4 Examples of Negative Capability In Literature
Negative capability can exist due to a willful omittance of specific details, or because there is no right answer available for a particular situation. Some examples of negative capability are:
- 1. John Keats’s “Ode to a Nightingale.” This poem deals with musings on mortality, containing no real solution on how to deal with the anxieties of impending death. This poem carries a darker tone, leading Keats to reject an optimistic viewpoint. The reader lives in this environment with Keats, experiencing the imaginative manifestations of his fear with no real satisfying conclusion, except the realization that he will succumb to the very thing he fears in the end.

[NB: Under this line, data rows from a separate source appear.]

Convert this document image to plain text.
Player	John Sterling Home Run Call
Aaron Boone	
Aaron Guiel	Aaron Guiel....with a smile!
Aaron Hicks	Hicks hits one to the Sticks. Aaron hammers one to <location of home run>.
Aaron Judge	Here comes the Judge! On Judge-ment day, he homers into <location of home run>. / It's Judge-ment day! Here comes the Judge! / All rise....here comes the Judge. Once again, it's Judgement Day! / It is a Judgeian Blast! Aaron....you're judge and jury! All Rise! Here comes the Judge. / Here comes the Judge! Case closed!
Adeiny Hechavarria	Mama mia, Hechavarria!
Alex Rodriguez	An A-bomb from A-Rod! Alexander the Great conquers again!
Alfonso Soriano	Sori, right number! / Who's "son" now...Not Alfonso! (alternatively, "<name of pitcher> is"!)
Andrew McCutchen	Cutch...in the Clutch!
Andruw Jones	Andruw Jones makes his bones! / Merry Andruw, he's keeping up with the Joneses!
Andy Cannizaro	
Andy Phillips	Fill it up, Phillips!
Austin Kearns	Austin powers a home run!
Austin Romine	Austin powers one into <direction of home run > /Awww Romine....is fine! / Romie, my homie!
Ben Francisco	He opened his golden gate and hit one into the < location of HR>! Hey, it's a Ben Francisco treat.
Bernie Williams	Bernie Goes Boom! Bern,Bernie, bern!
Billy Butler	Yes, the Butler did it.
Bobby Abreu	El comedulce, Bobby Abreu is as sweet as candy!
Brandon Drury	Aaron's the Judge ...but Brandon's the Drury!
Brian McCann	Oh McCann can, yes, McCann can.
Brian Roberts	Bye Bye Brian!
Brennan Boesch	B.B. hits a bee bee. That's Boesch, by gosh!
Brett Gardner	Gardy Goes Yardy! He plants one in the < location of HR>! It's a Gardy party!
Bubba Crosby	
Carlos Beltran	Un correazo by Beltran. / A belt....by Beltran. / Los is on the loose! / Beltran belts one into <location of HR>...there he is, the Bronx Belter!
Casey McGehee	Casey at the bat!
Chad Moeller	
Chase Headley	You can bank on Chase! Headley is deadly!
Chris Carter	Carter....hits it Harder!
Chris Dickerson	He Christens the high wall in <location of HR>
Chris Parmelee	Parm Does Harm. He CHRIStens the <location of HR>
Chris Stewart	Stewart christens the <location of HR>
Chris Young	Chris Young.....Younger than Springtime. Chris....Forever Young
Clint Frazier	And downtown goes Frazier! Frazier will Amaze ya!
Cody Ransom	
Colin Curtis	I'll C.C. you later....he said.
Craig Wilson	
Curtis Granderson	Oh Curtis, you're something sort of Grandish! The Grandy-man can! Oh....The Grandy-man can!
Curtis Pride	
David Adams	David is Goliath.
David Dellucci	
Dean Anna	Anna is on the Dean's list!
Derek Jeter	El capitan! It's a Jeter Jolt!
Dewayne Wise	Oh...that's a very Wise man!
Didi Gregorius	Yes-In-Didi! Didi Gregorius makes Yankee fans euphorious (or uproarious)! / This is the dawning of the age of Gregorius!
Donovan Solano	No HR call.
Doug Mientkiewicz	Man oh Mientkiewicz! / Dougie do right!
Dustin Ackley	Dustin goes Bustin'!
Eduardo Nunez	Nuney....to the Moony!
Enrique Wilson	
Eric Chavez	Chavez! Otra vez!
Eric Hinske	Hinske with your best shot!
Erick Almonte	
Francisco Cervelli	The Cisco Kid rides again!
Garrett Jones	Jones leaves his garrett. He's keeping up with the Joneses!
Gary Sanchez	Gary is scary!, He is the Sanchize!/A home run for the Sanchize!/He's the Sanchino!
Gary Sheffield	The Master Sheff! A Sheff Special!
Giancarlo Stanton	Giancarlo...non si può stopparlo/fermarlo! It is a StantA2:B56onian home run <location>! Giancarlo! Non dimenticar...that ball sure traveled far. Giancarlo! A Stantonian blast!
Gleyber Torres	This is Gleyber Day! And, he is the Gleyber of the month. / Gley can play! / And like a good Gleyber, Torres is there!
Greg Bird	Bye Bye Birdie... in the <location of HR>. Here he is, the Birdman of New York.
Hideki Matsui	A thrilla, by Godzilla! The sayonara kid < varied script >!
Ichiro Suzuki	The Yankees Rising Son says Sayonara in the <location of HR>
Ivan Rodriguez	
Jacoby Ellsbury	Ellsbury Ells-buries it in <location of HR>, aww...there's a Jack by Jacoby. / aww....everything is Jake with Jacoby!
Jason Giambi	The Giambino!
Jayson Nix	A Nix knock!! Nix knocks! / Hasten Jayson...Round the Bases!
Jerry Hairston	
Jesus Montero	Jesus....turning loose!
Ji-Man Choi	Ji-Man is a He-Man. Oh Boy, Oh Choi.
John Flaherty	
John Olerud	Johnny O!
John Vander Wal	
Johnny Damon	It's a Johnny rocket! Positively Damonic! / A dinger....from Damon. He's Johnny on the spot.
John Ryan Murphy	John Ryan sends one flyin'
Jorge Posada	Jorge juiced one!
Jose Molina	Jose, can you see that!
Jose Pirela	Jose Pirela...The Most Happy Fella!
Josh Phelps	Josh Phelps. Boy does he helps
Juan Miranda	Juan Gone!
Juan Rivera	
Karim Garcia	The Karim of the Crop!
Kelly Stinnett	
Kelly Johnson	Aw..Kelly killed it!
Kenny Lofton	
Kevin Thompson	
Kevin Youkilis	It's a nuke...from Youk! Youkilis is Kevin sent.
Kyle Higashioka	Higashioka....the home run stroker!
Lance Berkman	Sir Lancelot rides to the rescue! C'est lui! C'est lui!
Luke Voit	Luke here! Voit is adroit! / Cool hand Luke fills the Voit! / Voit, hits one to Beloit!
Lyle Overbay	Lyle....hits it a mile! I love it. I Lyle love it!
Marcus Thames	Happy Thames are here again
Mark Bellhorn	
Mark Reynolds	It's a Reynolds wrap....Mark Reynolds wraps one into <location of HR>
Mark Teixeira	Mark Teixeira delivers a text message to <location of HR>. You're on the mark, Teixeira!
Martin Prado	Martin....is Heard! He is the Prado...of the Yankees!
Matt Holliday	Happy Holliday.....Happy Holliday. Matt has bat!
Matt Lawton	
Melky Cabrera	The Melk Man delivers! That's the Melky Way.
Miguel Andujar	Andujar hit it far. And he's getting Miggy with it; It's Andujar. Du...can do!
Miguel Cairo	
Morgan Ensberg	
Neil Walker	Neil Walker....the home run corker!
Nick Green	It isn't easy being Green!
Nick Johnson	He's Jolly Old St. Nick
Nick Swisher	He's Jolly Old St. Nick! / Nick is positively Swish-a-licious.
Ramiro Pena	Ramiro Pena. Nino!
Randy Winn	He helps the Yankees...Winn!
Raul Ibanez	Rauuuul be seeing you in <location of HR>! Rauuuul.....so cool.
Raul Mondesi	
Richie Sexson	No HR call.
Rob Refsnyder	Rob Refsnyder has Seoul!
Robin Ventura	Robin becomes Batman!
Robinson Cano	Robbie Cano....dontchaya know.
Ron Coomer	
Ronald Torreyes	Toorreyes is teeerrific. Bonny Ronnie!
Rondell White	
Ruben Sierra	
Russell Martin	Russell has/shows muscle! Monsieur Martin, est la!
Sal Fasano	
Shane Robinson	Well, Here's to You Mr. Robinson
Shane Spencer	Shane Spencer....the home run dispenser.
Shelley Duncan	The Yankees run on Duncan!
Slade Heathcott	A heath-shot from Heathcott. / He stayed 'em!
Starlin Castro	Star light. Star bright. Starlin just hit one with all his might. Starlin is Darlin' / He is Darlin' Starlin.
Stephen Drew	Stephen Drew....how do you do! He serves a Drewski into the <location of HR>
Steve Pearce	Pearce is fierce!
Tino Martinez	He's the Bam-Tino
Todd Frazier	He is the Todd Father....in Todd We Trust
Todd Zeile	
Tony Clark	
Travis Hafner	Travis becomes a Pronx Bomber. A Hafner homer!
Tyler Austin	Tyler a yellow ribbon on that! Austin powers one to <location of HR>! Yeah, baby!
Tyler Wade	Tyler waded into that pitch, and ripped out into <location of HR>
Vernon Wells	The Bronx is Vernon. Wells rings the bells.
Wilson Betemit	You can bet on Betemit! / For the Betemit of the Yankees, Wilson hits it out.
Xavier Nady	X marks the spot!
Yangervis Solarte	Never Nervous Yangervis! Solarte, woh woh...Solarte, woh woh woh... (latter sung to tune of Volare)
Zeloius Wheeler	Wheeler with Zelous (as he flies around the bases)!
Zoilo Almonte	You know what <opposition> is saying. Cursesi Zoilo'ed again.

- 2. John Keats’s “Ode on a Grecian Urn.” This poem posits various questions regarding the figures displayed on an urn, using only the narrator’s imagination to ruminate about what scenes the pottery is depicting. The narrator has a one-sided conversation with the inanimate art, leaving open-ended questions in the wake of his curiosity. Keats portrays a narrator puzzled by the complexities of visual art, but ultimately accepting that "Beauty is truth, truth beauty, that is all ye know on earth, and all ye need to know."
- 3. Shakespeare’s Romeo and Juliet. This play depicts a tragic love story between two children that results in their suicides and the deaths of many others. The ability to put aside the logical factors of the circumstances in service of the emotional tale is an example of negative capability that Keats believed contributed to Shakespeare’s mastery.
- 4. J.K. Rowling’s Harry Potter. While Rowling takes the time to explain a number of things in her universe, there are many other aspects of the world that go without answers, like where magic comes from or what triggers the wizard gene in a Muggle-born baby. Negative capability requires the reader to put their faith in the author, that a complete story can still be told despite the lack of full knowledge regarding every aspect of this environment.
How to Explore Negative Capability in Your Writing
John Keats believed fellow great poets Samuel Taylor Coleridge and William Wordsworth could have benefitted from less of an inclination towards truth, and more of a direction toward uncertainty. In his opinion, various subjects could be explored in a more abstract or objective way if authors were not so preoccupied with explaining how things work or uncovering truths.
Here are a couple of tips for exploring negative capability in your writing:
- Disregard the need to analyze. Letting the reader experience a bit of mystery instead of feeling the need to flesh out your rationale is a way to use negative capability. Allow the audience to formulate their own thoughts and come to their own conclusions, rather than explaining what you think they should be feeling.
- Practice with new kinds of prompts. Writing stories in an unfamiliar genre or about topics you’re not completely comfortable with can help you get in the headspace of writing with uncertainty. Writing the unknown means you don’t explain things because you can’t, which in turn will help you write with negative capability, and get yourself in the practice of telling a more open story.